Poucos dias antes deste contrato, a 17 de Agosto, foi contratada a Quórum Numérico, detida por Marta Marques da Costa. A empresa unipessoal foi criada em 2020 e tem como objecto social a elaboração e desenvolvimento de projectos imobiliários, incluindo compra, venda e arrendamento, serviços de engenharia e formação, construção civil, remodelação e restauro de imóveis, empreitadas de obras públicas e particulares e exploração de empreendimentos imobiliários e turísticos. Porém, a Secretaria-Geral do então ministro António Costa Silva considerou que a Quórum Numérica era a única empresa capaz, por isso um ajuste directo de 6.930 euros, para dar conselhos na “elaboração do Plano de Eficiência ECO.AP 2030 para o triénio 2022/2024”.

Governos socialistas desde 2019 fizeram, através de quatro Secretarias-Gerais, 10 contratos com consultores externos para definir políticas públicas.
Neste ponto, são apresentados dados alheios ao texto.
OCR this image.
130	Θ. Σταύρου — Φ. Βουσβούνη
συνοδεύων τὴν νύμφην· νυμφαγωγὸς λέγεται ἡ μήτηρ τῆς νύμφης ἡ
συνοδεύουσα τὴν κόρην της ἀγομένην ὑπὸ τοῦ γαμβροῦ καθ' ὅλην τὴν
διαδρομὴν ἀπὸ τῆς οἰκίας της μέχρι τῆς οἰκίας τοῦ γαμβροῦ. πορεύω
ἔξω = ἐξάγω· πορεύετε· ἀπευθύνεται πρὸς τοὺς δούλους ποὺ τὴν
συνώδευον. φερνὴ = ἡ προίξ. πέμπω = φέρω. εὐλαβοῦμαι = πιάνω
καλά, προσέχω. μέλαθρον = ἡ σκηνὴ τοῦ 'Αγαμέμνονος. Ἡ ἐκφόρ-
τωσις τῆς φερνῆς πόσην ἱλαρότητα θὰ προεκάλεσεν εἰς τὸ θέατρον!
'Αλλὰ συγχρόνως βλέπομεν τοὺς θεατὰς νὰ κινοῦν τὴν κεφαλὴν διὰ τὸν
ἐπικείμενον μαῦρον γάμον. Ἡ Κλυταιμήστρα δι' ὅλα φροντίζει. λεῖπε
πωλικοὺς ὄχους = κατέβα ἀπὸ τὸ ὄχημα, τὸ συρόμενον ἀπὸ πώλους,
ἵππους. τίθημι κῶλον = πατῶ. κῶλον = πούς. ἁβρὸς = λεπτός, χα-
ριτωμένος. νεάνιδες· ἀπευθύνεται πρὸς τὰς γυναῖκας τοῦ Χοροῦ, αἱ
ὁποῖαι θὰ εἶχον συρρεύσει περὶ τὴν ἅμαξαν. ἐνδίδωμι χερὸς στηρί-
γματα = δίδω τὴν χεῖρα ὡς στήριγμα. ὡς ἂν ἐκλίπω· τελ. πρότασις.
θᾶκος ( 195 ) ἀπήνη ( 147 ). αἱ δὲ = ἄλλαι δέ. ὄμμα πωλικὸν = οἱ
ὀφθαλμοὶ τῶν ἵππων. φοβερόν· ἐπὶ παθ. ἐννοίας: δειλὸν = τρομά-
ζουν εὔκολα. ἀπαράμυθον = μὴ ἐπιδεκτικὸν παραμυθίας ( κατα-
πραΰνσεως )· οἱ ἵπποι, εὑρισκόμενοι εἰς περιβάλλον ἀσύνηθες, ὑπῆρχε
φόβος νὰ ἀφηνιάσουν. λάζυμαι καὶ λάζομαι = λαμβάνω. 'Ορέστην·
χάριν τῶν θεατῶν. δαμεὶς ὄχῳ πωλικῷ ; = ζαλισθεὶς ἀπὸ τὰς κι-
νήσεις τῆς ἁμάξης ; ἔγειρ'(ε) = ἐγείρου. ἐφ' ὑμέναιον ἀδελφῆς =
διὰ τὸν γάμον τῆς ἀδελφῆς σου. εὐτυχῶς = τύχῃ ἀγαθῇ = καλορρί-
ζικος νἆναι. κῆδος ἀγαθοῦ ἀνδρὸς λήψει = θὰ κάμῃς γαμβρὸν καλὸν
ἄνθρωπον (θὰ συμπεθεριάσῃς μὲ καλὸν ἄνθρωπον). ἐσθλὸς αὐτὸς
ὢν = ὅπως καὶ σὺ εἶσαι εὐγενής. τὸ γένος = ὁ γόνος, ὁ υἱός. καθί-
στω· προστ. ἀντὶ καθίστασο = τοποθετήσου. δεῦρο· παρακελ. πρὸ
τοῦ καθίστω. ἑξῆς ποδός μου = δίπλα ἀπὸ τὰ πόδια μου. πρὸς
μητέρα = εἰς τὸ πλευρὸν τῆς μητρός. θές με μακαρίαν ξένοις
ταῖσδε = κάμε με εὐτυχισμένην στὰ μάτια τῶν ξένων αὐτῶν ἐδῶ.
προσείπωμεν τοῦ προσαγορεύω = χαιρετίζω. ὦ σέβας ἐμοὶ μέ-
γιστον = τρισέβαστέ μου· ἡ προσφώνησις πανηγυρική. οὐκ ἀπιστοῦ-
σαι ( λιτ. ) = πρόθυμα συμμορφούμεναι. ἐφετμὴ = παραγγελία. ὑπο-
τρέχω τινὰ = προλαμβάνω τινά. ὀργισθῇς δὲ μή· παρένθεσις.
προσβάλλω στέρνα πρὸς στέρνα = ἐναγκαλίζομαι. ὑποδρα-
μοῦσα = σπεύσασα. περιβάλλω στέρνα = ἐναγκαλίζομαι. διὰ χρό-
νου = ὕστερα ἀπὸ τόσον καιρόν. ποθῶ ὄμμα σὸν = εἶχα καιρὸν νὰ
O terceiro contrato é muito mais antigo, remontando a Fevereiro de 2019, e desta feita por contratada a GIGASIS – Consultoria e Sistemas Informáticos para “serviços de consultadoria no âmbito da Estratégia e Sistemas de Informação da Economia” para esse ano. O preço foi de 30.848,40 euros por 11 meses de trabalho.

Por fim, ainda durante o primeiro mandato de Costa, no período da ‘geringonça’, a Secretaria-Geral do Ministério da Economia ainda assinou um contrato de 59.900 euros em finais de Julho de 2017 com a Sigmadetalhe para “aquisição de serviços de consultadoria no âmbito da Estratégia e Sistemas de Informação”

A própria Presidência do Conselho de Ministros, através da respectiva Secretaria-Geral, também tratou de fazer contratações externas para auxiliar a definição de políticas públicas. Em Abril de 2020 entregou 15.000 euros ao Instituto de Engenharia Mecânica e Gestão Industrial – uma instituição de utilidade pública provada associada à Universidade do Porto – por serviços de “consultoria técnica com vista à elaboração de plano para promoção da neutralidade carbónica.

Mais recentemente, em Novembro de 2023, a PressDireto, uma empresa de relações públicas, foi contratada para a “elaboração de uma Estratégia de Comunicação do Fundo para o Asilo, a Migração e a Integração 2030”, recebendo 19.900 euros por um serviço que durou 10 dias.

Por fim, no lote de contratos detactados pelo PÁGINA UM, inclui-se a Secretaria de outro ministério, o do Ambente, em 19 de Novembro, contratou a empresa CAOS – Borboletas e Sustentabilidade para lhe prestar “serviços de consultadoria estratégica e técnica na preparação e acompanhamento de diversos dossiers no plano internacional e comunitário, no âmbito da Presidência Portuguesa do Conselho da União Europeia, e do Trio de Presidências (Alemã-Portuguesa-Eslovena) designadamente em matéria de ambiente e alterações climáticas”. Por essa prestação, a empresa pertencente ao consultor Gonçalo Cavalheiro, recebeu 95.670 euros durante um ano de trabalho.